Abstract: Open transport data enables innovation by offering a vast amount of information for developers, researchers, urban planners, and entrepreneurs to create new applications, services, and business models. However, the lack of specific guidelines for making data “open” has led to the existence of diverse proprietary and heterogeneous open data platforms. Open transport data formats, such as static and real-time General Transit Feed Specification (GTFS), provide a standardized way to share information about public transit systems, including schedules and vehicle positions. Since this data is difficult to access and often times volatile, archiving GTFS data has several advantages, including the possibility of passenger routing and traffic flow analysis.

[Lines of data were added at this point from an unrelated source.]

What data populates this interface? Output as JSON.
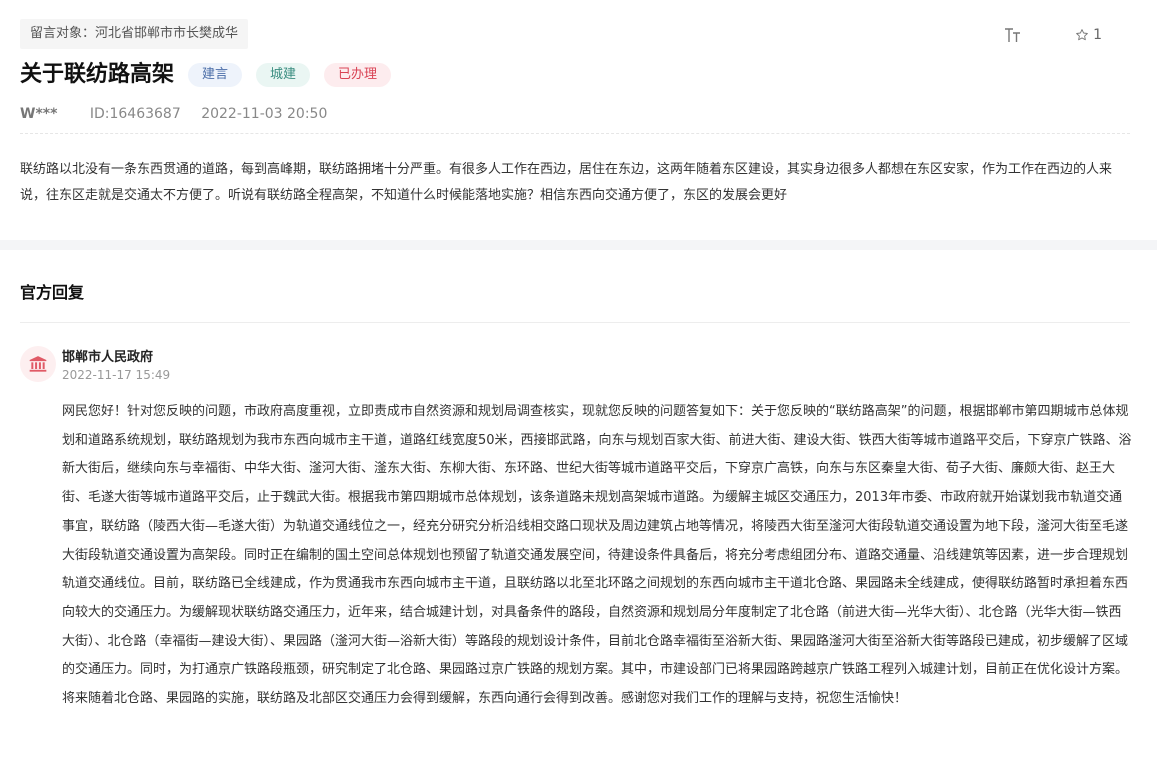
{
  "message": {
    "target": "留言对象：河北省邯郸市市长樊成华",
    "title": "关于联纺路高架",
    "tags": [
      "建言",
      "城建",
      "已办理"
    ],
    "author": "W***",
    "id": "ID:16463687",
    "datetime": "2022-11-03 20:50",
    "content": "联纺路以北没有一条东西贯通的道路，每到高峰期，联纺路拥堵十分严重。有很多人工作在西边，居住在东边，这两年随着东区建设，其实身边很多人都想在东区安家，作为工作在西边的人来说，往东区走就是交通太不方便了。听说有联纺路全程高架，不知道什么时候能落地实施？相信东西向交通方便了，东区的发展会更好"
  },
  "toolbar": {
    "font_icon": "font-size-icon",
    "star_icon": "star-icon",
    "star_count": "1"
  },
  "reply": {
    "heading": "官方回复",
    "org_icon": "government-building-icon",
    "org": "邯郸市人民政府",
    "datetime": "2022-11-17 15:49",
    "body": "网民您好！针对您反映的问题，市政府高度重视，立即责成市自然资源和规划局调查核实，现就您反映的问题答复如下：关于您反映的“联纺路高架”的问题，根据邯郸市第四期城市总体规划和道路系统规划，联纺路规划为我市东西向城市主干道，道路红线宽度50米，西接邯武路，向东与规划百家大街、前进大街、建设大街、铁西大街等城市道路平交后，下穿京广铁路、浴新大街后，继续向东与幸福街、中华大街、滏河大街、滏东大街、东柳大街、东环路、世纪大街等城市道路平交后，下穿京广高铁，向东与东区秦皇大街、荀子大街、廉颇大街、赵王大街、毛遂大街等城市道路平交后，止于魏武大街。根据我市第四期城市总体规划，该条道路未规划高架城市道路。为缓解主城区交通压力，2013年市委、市政府就开始谋划我市轨道交通事宜，联纺路（陵西大街—毛遂大街）为轨道交通线位之一，经充分研究分析沿线相交路口现状及周边建筑占地等情况，将陵西大街至滏河大街段轨道交通设置为地下段，滏河大街至毛遂大街段轨道交通设置为高架段。同时正在编制的国土空间总体规划也预留了轨道交通发展空间，待建设条件具备后，将充分考虑组团分布、道路交通量、沿线建筑等因素，进一步合理规划轨道交通线位。目前，联纺路已全线建成，作为贯通我市东西向城市主干道，且联纺路以北至北环路之间规划的东西向城市主干道北仓路、果园路未全线建成，使得联纺路暂时承担着东西向较大的交通压力。为缓解现状联纺路交通压力，近年来，结合城建计划，对具备条件的路段，自然资源和规划局分年度制定了北仓路（前进大街—光华大街）、北仓路（光华大街—铁西大街）、北仓路（幸福街—建设大街）、果园路（滏河大街—浴新大街）等路段的规划设计条件，目前北仓路幸福街至浴新大街、果园路滏河大街至浴新大街等路段已建成，初步缓解了区域的交通压力。同时，为打通京广铁路段瓶颈，研究制定了北仓路、果园路过京广铁路的规划方案。其中，市建设部门已将果园路跨越京广铁路工程列入城建计划，目前正在优化设计方案。将来随着北仓路、果园路的实施，联纺路及北部区交通压力会得到缓解，东西向通行会得到改善。感谢您对我们工作的理解与支持，祝您生活愉快！"
  }
}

The JValue research project aims to democratize collaborative data engineering by providing, among other components, Jayvee, a domain-specific language for data pipeline modeling. This thesis focuses on extending Jayvee to support processing of GTFS static and real-time data. The development process involves defining functional requirements through a Request for Comments (RFC) process and implementing the extension incrementally by introducing new language features such like a data extractor for HTTP content, an interpreter for ZIP-files, or a filesystem component. Providing a demonstrator, an evaluation phase showcases proper system execution and the periodic archival mechanism. As a result, it is now possible for users of Jayvee, to access, process, and archive GTFS static and realtime data periodically. Future improvements include automating optional fields and tables handling, providing user-friendly pre-configured GTFS dataset layouts, and introducing a concept for composite pipelines. This engineering thesis serves as a guide for the open transport data research community, on how to extend open source software like Jayvee to reduce barriers accessing and processing open transport data.

Keywords: Open Data, Data Engineering, Domain-specific Language

PDF: Master Thesis

Reference: Johannes Noah Schilling. Processing Open Transport Data: Design and Implementation of an Extension for a Data Pipeline Modeling Language. Master Thesis. Friedrich-Alexander-Universität Erlangen-Nürnberg: 2023.